Crown preference – an unwelcome return
Caroline Sumner, education and technical director of R3, the insolvency and restructuring trade body, reveals why the reintroduction of Crown preference for taxes in insolvencies is a bad idea
Caroline Sumner, education and technical director of R3, the insolvency and restructuring trade body, reveals why the reintroduction of Crown preference for taxes in insolvencies is a bad idea
In last October’s Budget speech, the Chancellor announced, out of the blue, that the Government was planning to reintroduce Crown preference for certain taxes in insolvencies. At R3, the insolvency and restructuring trade body, we think this proposal has potential to cause long-term damage to the UK economy and to our business rescue culture, and will end up costing the public purse more in lost income and higher expenses than it will supposedly “save” in extra taxes returned after corporate insolvencies.
In insolvency procedures, creditors are repaid according to a strict, statutory hierarchy. The lower down the hierarchy they are, the less money a creditor is likely to see back. The Government’s plan is to move some HMRC debts ‘up’ the hierarchy. Affected tax debts include PAYE, employee NICs, and VAT. Other tax debts, such as corporation tax or employer NICs, will remain an unsecured debt.
The new proposal is a return to the situation that existed pre-2003, but with some key differences. Up until 2003, HMRC had preferential status in corporate insolvencies for all types of tax debts. This was changed by the 2002 Enterprise Act, which was designed to foster a culture of business rescue and turnaround, and to improve the survival prospects for UK businesses. Under the new Crown preference proposals, tax debts will qualify for preferential status regardless of when they arose, whereas before 2003, only tax debts arising in the 12 months prior to insolvency had preferential status. The proposal is ‘retrospective’, too: while it will apply to insolvencies starting after 6 April 2020, any tax debts and penalties from before this date will have preferential status.

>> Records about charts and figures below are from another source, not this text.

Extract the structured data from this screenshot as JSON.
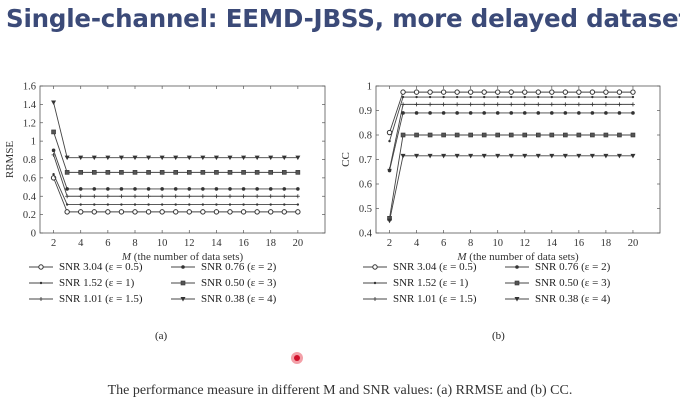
{
  "slide": {
    "title": "Single-channel: EEMD-JBSS, more delayed datasets",
    "caption": "The performance measure in different M and SNR values: (a) RRMSE and (b) CC."
  },
  "chart_data": [
    {
      "type": "line",
      "id": "a",
      "sublabel": "(a)",
      "xlabel": "M (the number of data sets)",
      "ylabel": "RRMSE",
      "xlim": [
        1,
        22
      ],
      "ylim": [
        0,
        1.6
      ],
      "xticks": [
        2,
        4,
        6,
        8,
        10,
        12,
        14,
        16,
        18,
        20
      ],
      "yticks": [
        0,
        0.2,
        0.4,
        0.6,
        0.8,
        1,
        1.2,
        1.4,
        1.6
      ],
      "x": [
        2,
        3,
        4,
        5,
        6,
        7,
        8,
        9,
        10,
        11,
        12,
        13,
        14,
        15,
        16,
        17,
        18,
        19,
        20
      ],
      "series": [
        {
          "name": "SNR 3.04 (ε = 0.5)",
          "marker": "circle",
          "start": 0.6,
          "plateau": 0.23
        },
        {
          "name": "SNR 1.52 (ε = 1)",
          "marker": "dot",
          "start": 0.64,
          "plateau": 0.31
        },
        {
          "name": "SNR 1.01 (ε = 1.5)",
          "marker": "plus",
          "start": 0.85,
          "plateau": 0.4
        },
        {
          "name": "SNR 0.76 (ε = 2)",
          "marker": "star",
          "start": 0.9,
          "plateau": 0.48
        },
        {
          "name": "SNR 0.50 (ε = 3)",
          "marker": "square",
          "start": 1.1,
          "plateau": 0.66
        },
        {
          "name": "SNR 0.38 (ε = 4)",
          "marker": "triangle",
          "start": 1.42,
          "plateau": 0.82
        }
      ]
    },
    {
      "type": "line",
      "id": "b",
      "sublabel": "(b)",
      "xlabel": "M (the number of data sets)",
      "ylabel": "CC",
      "xlim": [
        1,
        22
      ],
      "ylim": [
        0.4,
        1
      ],
      "xticks": [
        2,
        4,
        6,
        8,
        10,
        12,
        14,
        16,
        18,
        20
      ],
      "yticks": [
        0.4,
        0.5,
        0.6,
        0.7,
        0.8,
        0.9,
        1
      ],
      "x": [
        2,
        3,
        4,
        5,
        6,
        7,
        8,
        9,
        10,
        11,
        12,
        13,
        14,
        15,
        16,
        17,
        18,
        19,
        20
      ],
      "series": [
        {
          "name": "SNR 3.04 (ε = 0.5)",
          "marker": "circle",
          "start": 0.81,
          "plateau": 0.975
        },
        {
          "name": "SNR 1.52 (ε = 1)",
          "marker": "dot",
          "start": 0.775,
          "plateau": 0.955
        },
        {
          "name": "SNR 1.01 (ε = 1.5)",
          "marker": "plus",
          "start": 0.66,
          "plateau": 0.925
        },
        {
          "name": "SNR 0.76 (ε = 2)",
          "marker": "star",
          "start": 0.655,
          "plateau": 0.89
        },
        {
          "name": "SNR 0.50 (ε = 3)",
          "marker": "square",
          "start": 0.46,
          "plateau": 0.8
        },
        {
          "name": "SNR 0.38 (ε = 4)",
          "marker": "triangle",
          "start": 0.45,
          "plateau": 0.715
        }
      ]
    }
  ]
}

We think that overturning a system that has functioned well for 16 years, with very little warning and no proper scrutiny to date of the myriad potential impacts, is reckless and ill-judged.
The creditors most affected by the changes are those leapfrogged by HMRC: ‘floating charge’ creditors (who lend against a changing asset, such as stock) and unsecured creditors such as the company pension scheme, some employee claims, and the company’s suppliers or customers – including small businesses and consumers.

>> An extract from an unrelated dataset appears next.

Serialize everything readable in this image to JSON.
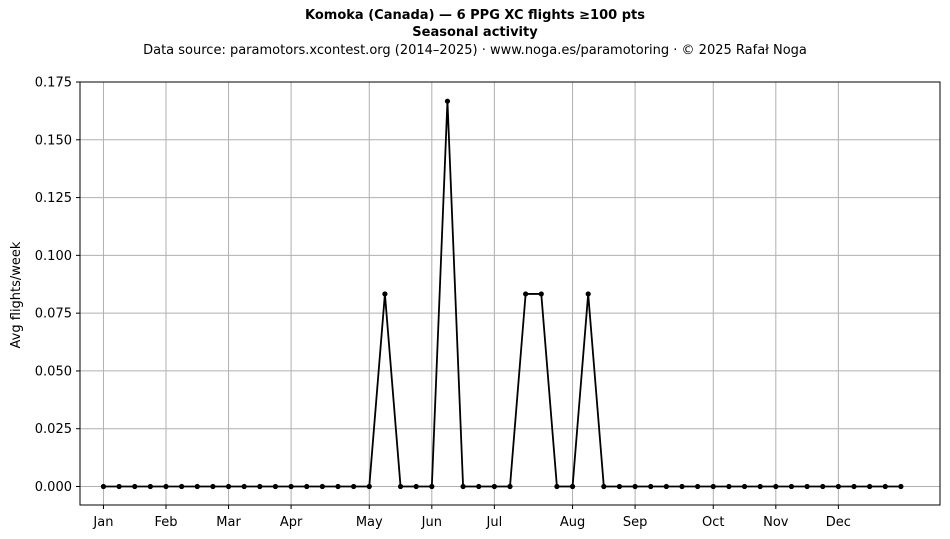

The extra money HMRC gets as part of the proposed reform will be coming from what would otherwise be repaid to these other creditors. The lack of a time ‘cap’ for the new ‘Crown Preference’ means unsecured and floating charge creditors could get even less back in insolvencies than they did before the Enterprise Act 2002.
Floating charge lending, such as asset-based lending or invoice discounting, is a very common form of business finance. If the proposal is brought in, floating charge lending will essentially become as risky as unsecured lending for the finance provider, as its balance sheet will have to register a zero value for the loan in case of insolvency, with no prospect of any kind of meaningful return through the insolvency process. Finance companies will be less willing to lend, particularly to those companies already in financial distress (but who may be in a position to turn themselves around with fresh funding).
Lenders will have to respond, either by taking out insurance on floating charge loans, the cost of which will be passed on to the borrower, and/or by carrying out due diligence on every floating charge borrower on their books for unpaid tax and penalties going back decades in order to determine the risk to their capital. UK businesses need reliable access to finance in order to operate, while sectors such as retail use floating charge lending to finance their stock levels. Small and medium sized enterprises (SMEs) are more likely to rely on floating charge lending than their larger counterparts, and will therefore take a bigger hit from a lesser availability of floating charge lending.
The time taken to resolve insolvencies and distribute final payouts may rise, too, as insolvency practitioners wait for the final approval of tax debts owed from HMRC. The Government would see greater benefits if HMRC were to engage more fully in insolvency procedures, rather than trying to jump the queue.
The Government’s consultation is open until 27 May. R3 will continue to make the case against the proposals, as we believe they are a step backwards which will prevent the rescue of potentially viable businesses, and which will harm floating charge holders and unsecured creditors to an unreasonable degree. The returns that HMRC expects from the partial restoration of its preferential status – £185 million by 2022/23 – are far outweighed by the damage that could be caused to the UK economy. An urgent rethink is required.